When I realized how she can improv…

When I realized how she can improv… January 10, 2022

When I listened to this song with my son, heard this version with the guitar solo, and realized how she can improv, it took me back. This is how one of grandpa’s solos would emerge. It’s not far off from his style.

I heard this song on a random playlist. It was one of those tunes that I couldn’t get out of my head, so I put it on one of my playlists.


“Out of the Blue”

I don’t know anything about this artist. I believe she has a really great voice.

Yesterday (Sunday) my youngest son and I found the above link where she shares the backstory of the song.

She also plays a throwback style of jazz guitar I really haven’t heard in a while, and it’s so smooth.

Two things, and I really do not want to upset people who are steeped in hymnology, or those who use contemporary worship.

i. First, listen to the brief backstory and ask yourself this question

If this is where our young people are living from Sunday to Sunday, how is our worship music assisting them or even connecting with them on Sunday? Do we have music that is real?

I know we want to praise the Lord and we should. However, do our hymns tie them into a relationship with the Lord anymore? Do our current songs offer anything better, especially choruses that repeat the same phrase over and over again?

Can we offer one song a week that is real, that our younger people can grasp onto, one song which offers help for relationships and other important matters of life?

After all, our current “shiny, happy people” choruses on Sunday morning are falling short of the raw heart of the Psalms, the greatest hymnbook of all time.

ii. Secondly, listen to the improv guitar solo she eventually delivers

Anybody on Sunday morning can add guitar distortion and make everybody think he/she is rocking the place. Anybody can shred a little bit and fool the congregation into thinking he/she is a virtuoso. It takes real rhythm and a magnificent sense of timing to play like she’s doing.

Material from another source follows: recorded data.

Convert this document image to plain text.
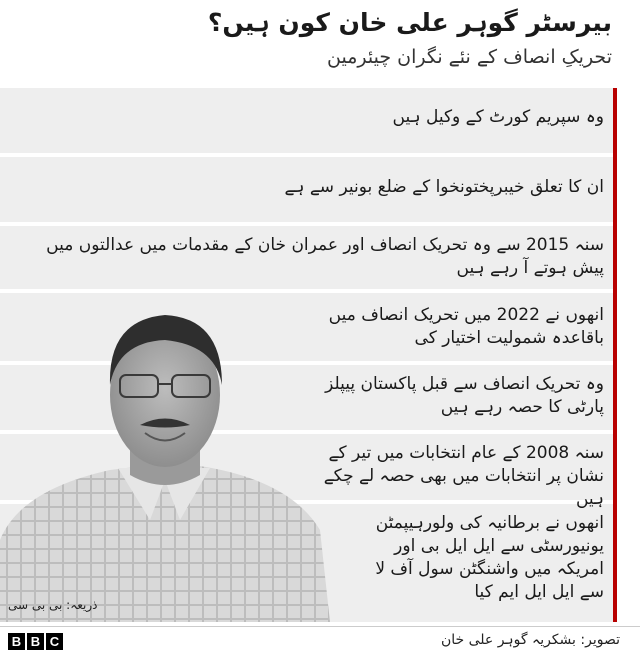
بیرسٹر گوہر علی خان کون ہیں؟
تحریکِ انصاف کے نئے نگران چیئرمین
ذریعہ: بی بی سی
B B C	تصویر: بشکریہ گوہر علی خان
وہ سپریم کورٹ کے وکیل ہیں
ان کا تعلق خیبرپختونخوا کے ضلع بونیر سے ہے
سنہ 2015 سے وہ تحریک انصاف اور عمران خان کے مقدمات میں عدالتوں میں پیش ہوتے آ رہے ہیں
انھوں نے 2022 میں تحریک انصاف میں باقاعدہ شمولیت اختیار کی
وہ تحریک انصاف سے قبل پاکستان پیپلز پارٹی کا حصہ رہے ہیں
سنہ 2008 کے عام انتخابات میں تیر کے نشان پر انتخابات میں بھی حصہ لے چکے ہیں
انھوں نے برطانیہ کی ولورہیپمٹن یونیورسٹی سے ایل ایل بی اور امریکہ میں واشنگٹن سول آف لا سے ایل ایل ایم کیا
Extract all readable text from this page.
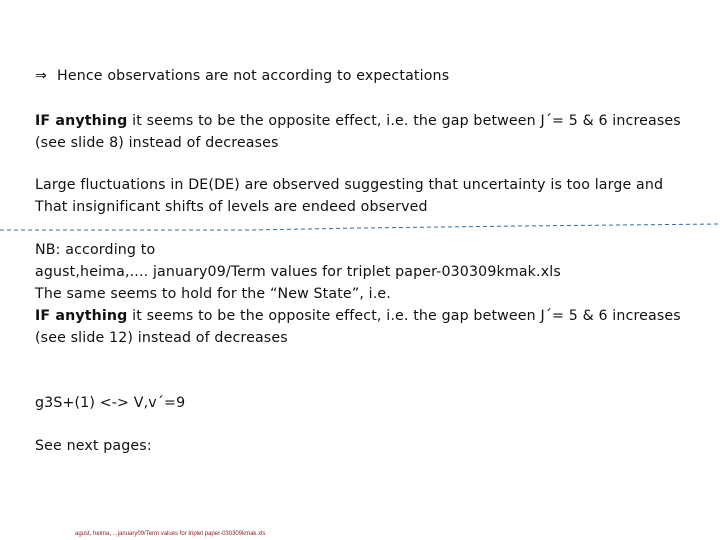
⇒ Hence observations are not according to expectations
IF anything it seems to be the opposite effect, i.e. the gap between J´= 5 & 6 increases
(see slide 8) instead of decreases
Large fluctuations in DE(DE) are observed suggesting that uncertainty is too large and
That insignificant shifts of levels are endeed observed
NB: according to
agust,heima,.... january09/Term values for triplet paper-030309kmak.xls
The same seems to hold for the “New State”, i.e.
IF anything it seems to be the opposite effect, i.e. the gap between J´= 5 & 6 increases
(see slide 12) instead of decreases
g3S+(1) <-> V,v´=9
See next pages:
agust, heima, ...january09/Term values for triplet paper-030309kmak.xls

I had the honor of playing saxophone on many stages over the years (from local to international meetings) but none better than my grandpa’s church, less than an hour north of San Francisco. He assembled a team of professional musicians, and he sat right in the middle of them, playing one of his three electric guitars that I could probably retire by selling if I had them now.

Many of them were professional artists who played around the Bay Area. My grandpa was professional as well in the years before he came to Christ. When I listened to this song with my son, heard this version with the guitar solo, and realized how she can improv, it took me back.

HenryIngram-Katie-Pruitt-performing
HenryIngram | Katie Pruitt performing | 10.08.16 | creative commons

This is how one of grandpa’s solos would emerge. It’s not far off from his style.

So my question is, why can’t our worship be more than just trying to pull together a band?

Why can’t artistry emerge?

Doesn’t God honor beauty?

Can we not make a place for it in worship before Him?